I have no time for governments that try to fix every problem with a new law, cannot resist intruding into personal freedoms, or are too weak to force people to take responsibility for their own actions. Heaven knows, business is already bogged down in too much costly, unnecessary compliance.
But there are times when governments need to regulate more, to protect consumers and the community, and rein in companies that aggressively pursue profits at the expense of corporate social responsibility.
Take fast food as an example. Watching cricket on the weekend meant being pounded with ads for KFC’s Double Down Sandwich and Pizza Hut’s new hot dog stuffed crust range – two extreme-fat products that are slightly more appealing than eating a cricket bat. In spite of all the evidence about a worsening global obesity epidemic, these and other fast-food chains insist on taking poor nutrition to new levels.
Some marketing practices are more subtle. One chief executive of an emerging chain told me this year his company spent great time testing their chips on teenagers, to win some of the lucrative after-school fast-food market. Another told me years ago that their company’s best-selling item was fat-dripping meatball sandwiches for teenage boys, even though the chain promoted a fresh-food image. Surely all those ads for “loose change” menu items are just designed to get kids into stores after school.
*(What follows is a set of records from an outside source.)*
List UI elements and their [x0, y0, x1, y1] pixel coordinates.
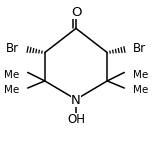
- Text: O: O: [71, 6, 81, 19]
- Text: Me: Me: [133, 85, 149, 95]
- Text: Me: Me: [3, 85, 19, 95]
- Text: Br: Br: [133, 42, 146, 56]
- Text: Me: Me: [133, 70, 149, 80]
- Text: Br: Br: [6, 42, 19, 56]
- Text: Me: Me: [3, 70, 19, 80]
- Text: OH: OH: [67, 113, 85, 127]
- Text: N: N: [71, 94, 81, 107]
It’s a shame that some fast-food brands seem intent on adding ever-fattening items to their menus, and expect the community to pick up the tab for obesity-related health problems. I’m sure these and other chains will point to healthier items on their menus (I know there are a few), but offering unnecessary products with sky-high calories, the likes of which have not been seen before, is reckless.
What’s next: deep-fried biscuits and ice-cream, double-crusted pizzas and chocolate sundaes with bacon shavings for topping? Don’t laugh. These products already exist overseas and it won’t be long before they clog arteries here. Surely there’s a point where governments have to step in and deem certain fast food products as unsafe if their makers continue to ignore community concerns about obesity.
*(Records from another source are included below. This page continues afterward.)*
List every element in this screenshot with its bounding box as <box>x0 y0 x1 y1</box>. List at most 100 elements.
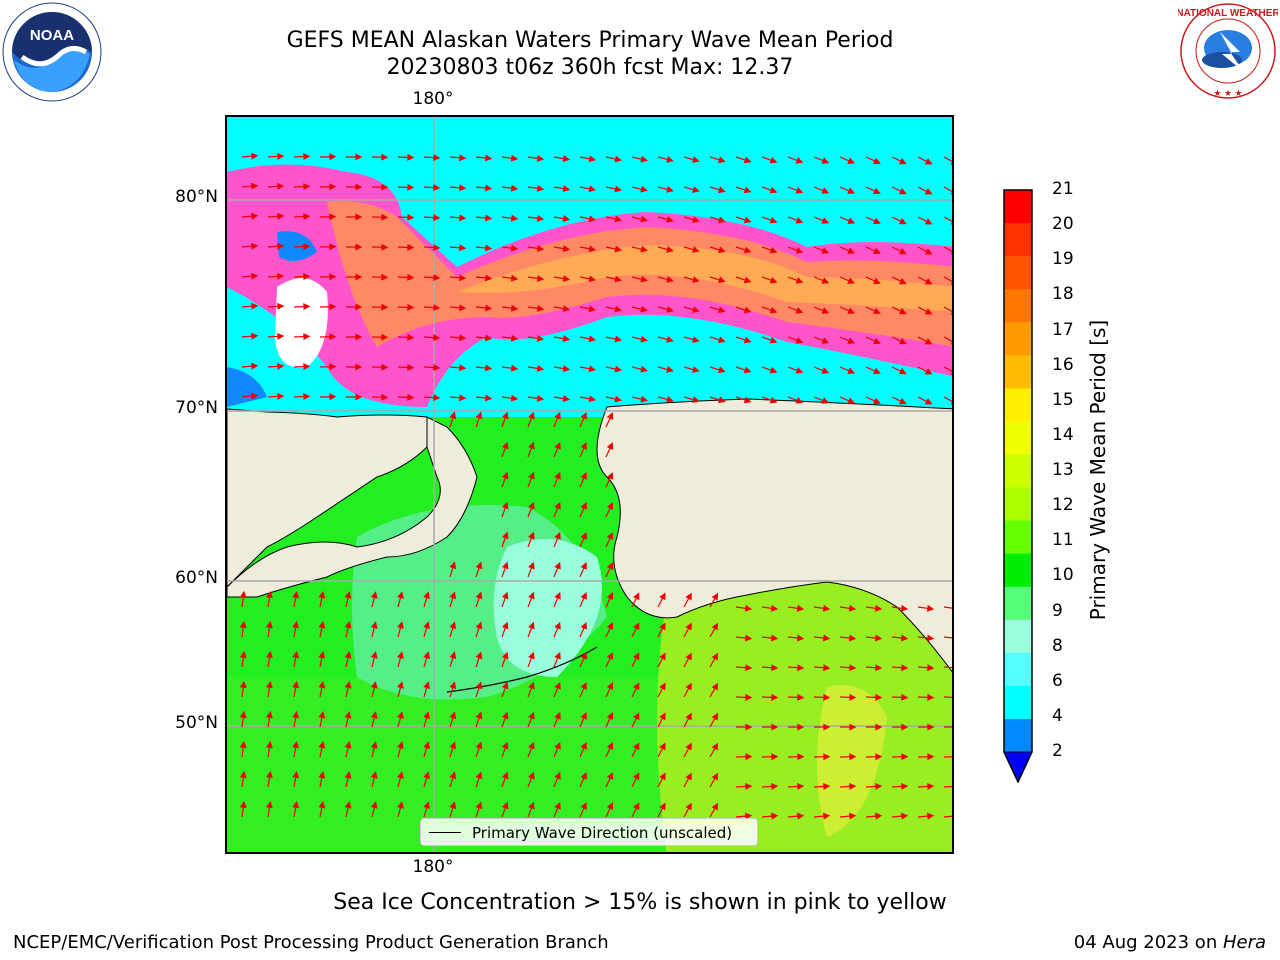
lon-label-bottom: 180° <box>412 857 454 877</box>
wave-arrow-head <box>823 753 831 761</box>
wave-arrow-head <box>292 770 300 779</box>
wave-arrow-head <box>433 334 441 342</box>
wave-arrow-head <box>692 246 700 253</box>
wave-arrow-head <box>901 782 909 790</box>
wave-arrow-head <box>771 664 779 672</box>
wave-arrow-head <box>459 184 467 192</box>
wave-arrow-head <box>847 367 856 374</box>
wave-arrow-head <box>633 742 640 751</box>
wave-arrow-head <box>950 221 952 225</box>
wave-arrow-head <box>666 306 674 313</box>
wave-arrow-head <box>266 620 273 629</box>
wave-arrow-head <box>666 156 674 163</box>
wave-arrow-head <box>318 680 326 689</box>
wave-arrow-head <box>666 276 674 283</box>
wave-arrow-head <box>318 620 326 629</box>
wave-arrow-head <box>873 337 881 345</box>
wave-arrow-head <box>510 184 519 192</box>
wave-arrow-head <box>717 336 726 344</box>
wave-arrow-head <box>950 191 952 195</box>
wave-arrow-head <box>744 634 753 642</box>
wave-arrow-head <box>588 245 597 253</box>
wave-arrow-head <box>370 681 378 689</box>
wave-arrow-head <box>823 812 831 820</box>
wave-arrow-head <box>900 634 909 642</box>
wave-arrow-head <box>381 333 389 341</box>
lat-label-50: 50°N <box>175 713 218 733</box>
wave-arrow-head <box>266 680 273 689</box>
wave-arrow-head <box>528 411 535 420</box>
footer-date: 04 Aug 2023 on Hera <box>1074 932 1266 953</box>
wave-arrow-head <box>659 622 666 631</box>
wave-arrow-head <box>924 218 933 225</box>
wave-arrow-head <box>423 681 430 689</box>
wave-arrow-head <box>303 333 311 341</box>
wave-arrow-head <box>950 281 952 285</box>
colorbar-segment <box>1004 652 1032 687</box>
wave-arrow-head <box>562 215 571 223</box>
wave-arrow-head <box>950 341 952 345</box>
wave-arrow-head <box>769 366 778 374</box>
wave-arrow-head <box>397 681 404 689</box>
wave-arrow-head <box>606 712 614 720</box>
wave-arrow-head <box>303 393 311 401</box>
wave-arrow-head <box>614 395 622 403</box>
wave-arrow-head <box>847 217 856 224</box>
wave-arrow-head <box>303 153 311 161</box>
wave-arrow-head <box>277 302 285 310</box>
wave-arrow-head <box>407 363 415 371</box>
wave-arrow-head <box>717 306 726 314</box>
colorbar-segment <box>1004 586 1032 621</box>
wave-arrow-head <box>606 742 614 750</box>
wave-arrow-head <box>685 712 692 721</box>
wave-arrow-head <box>355 153 363 161</box>
wave-arrow-head <box>459 394 467 402</box>
wave-arrow-head <box>614 185 622 193</box>
wave-arrow-head <box>847 397 856 404</box>
wave-arrow-head <box>745 664 753 672</box>
map-legend: Primary Wave Direction (unscaled) <box>420 818 758 846</box>
wave-arrow-head <box>501 471 509 480</box>
wave-arrow <box>943 306 952 312</box>
wave-arrow-head <box>873 397 881 405</box>
wave-arrow-head <box>633 802 640 811</box>
wave-arrow-head <box>318 650 326 659</box>
wave-arrow-head <box>659 682 666 691</box>
wave-arrow-head <box>666 246 674 253</box>
wave-arrow-head <box>769 216 778 224</box>
wave-arrow-head <box>873 187 881 195</box>
wave-arrow-head <box>711 622 719 631</box>
colorbar-segment <box>1004 553 1032 588</box>
wave-arrow-head <box>433 154 441 162</box>
wave-arrow-head <box>528 801 535 810</box>
wave-arrow-head <box>475 711 483 720</box>
wave-arrow-head <box>580 652 587 660</box>
wave-arrow-head <box>823 782 831 790</box>
wave-arrow-head <box>251 302 259 310</box>
wave-arrow-head <box>277 272 285 280</box>
wave-arrow-head <box>501 411 509 420</box>
wave-arrow-head <box>536 184 545 192</box>
wave-arrow-head <box>459 334 467 342</box>
wave-arrow-head <box>501 741 509 750</box>
wave-arrow-head <box>528 681 535 690</box>
wave-direction-arrows <box>239 152 952 820</box>
colorbar-tick-label: 4 <box>1052 705 1063 726</box>
wave-arrow-head <box>770 604 779 612</box>
svg-text:NOAA: NOAA <box>30 27 74 44</box>
wave-arrow-head <box>266 740 273 749</box>
wave-arrow-head <box>475 651 483 660</box>
wave-arrow-head <box>475 591 483 600</box>
ocean-east-patch <box>657 579 952 852</box>
wave-arrow-head <box>926 604 935 612</box>
colorbar-segment <box>1004 355 1032 389</box>
wave-arrow-head <box>873 157 881 165</box>
wave-arrow-head <box>717 396 726 404</box>
wave-arrow-head <box>449 561 457 570</box>
wave-arrow-head <box>692 336 700 343</box>
wave-arrow-head <box>901 664 909 672</box>
wave-arrow-head <box>849 664 857 672</box>
wave-arrow-head <box>292 800 300 809</box>
wave-arrow-head <box>303 243 311 251</box>
wave-arrow-head <box>822 634 831 642</box>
To be fair, the fast food industry has had some good initiatives in recent years, such as healthier choices added to the menus of McDonald’s and other large chains, and communicating calorific intakes for fast food items prominently at point-of-purchase. It’s amazing how seeing the calorie count on a burger or pizza can turn you off buying it, or encourage healthier menu options.
Chains such as Domino’s Pizza have introduced healthier choice options, and the emergence of better-quality fast food chains, such as Grill’d and Nando’s and Salsas, is a welcome trend. Some bigger companies, such as Coca-Cola Amatil, have genuinely good corporate social responsibility programs, although more can always be done.
Also, there are many causes of obesity beyond a poor diet: lack of exercise (for example, watching instead of playing cricket), biological and socio-economic factors, and bad parenting in some instances. Other retailers contribute to the problem. It’s hard to get out of a supermarket without having junk food thrust at you at the end of shopping aisles or through checkouts. And yes, no one forces people to eat this stuff and a little bit of junk food is OK in moderation.
Surely the main issue is about balance. Fast food companies rightly want to maximise profits for their shareholders, and no one wants to be told what they can and cannot eat, or have their hand held by governments. But companies selling this stuff need to show they are responsible and conscious of community concerns, lest governments and councils eventually have to regulate/tax more to stop reckless fast-food industry practices.
When you see products such as double-decker chicken sandwiches, hot dog stuffed pizzas, and all the other extreme-fat products on the way, one has to conclude the balance is out of whack and some fast food companies are incapable of self-regulation and showing commonsense. No doubt they will complain the loudest when governments, faced with ever-rising health costs, take tougher action against the bigger contributors to obesity.
Latest figures are frightening. The Economist this week reported that 36 per cent of US adults and 17 per cent of children are obese, and that nearly half of all Americans could be obese by 2030 if current trends continue. Many others are overweight, rather than technically obese. There’s no way governments can fund the incredible costs in coming decades from obesity-related illnesses.
The best response is for more fast-food companies to show it is possible to make decent profits while giving customers healthier food choices and greater dietary information – and that they do not need extra regulation to behave responsibly. The good work in this industry is being undone by too many fast-food laggards that ignore the obesity problem in developing and, increasingly, emerging economies.
This is my last blog for 2012. Many thanks to all the readers who commented on The Venture this year. Have a safe and happy festive season. The Venture returns in late January.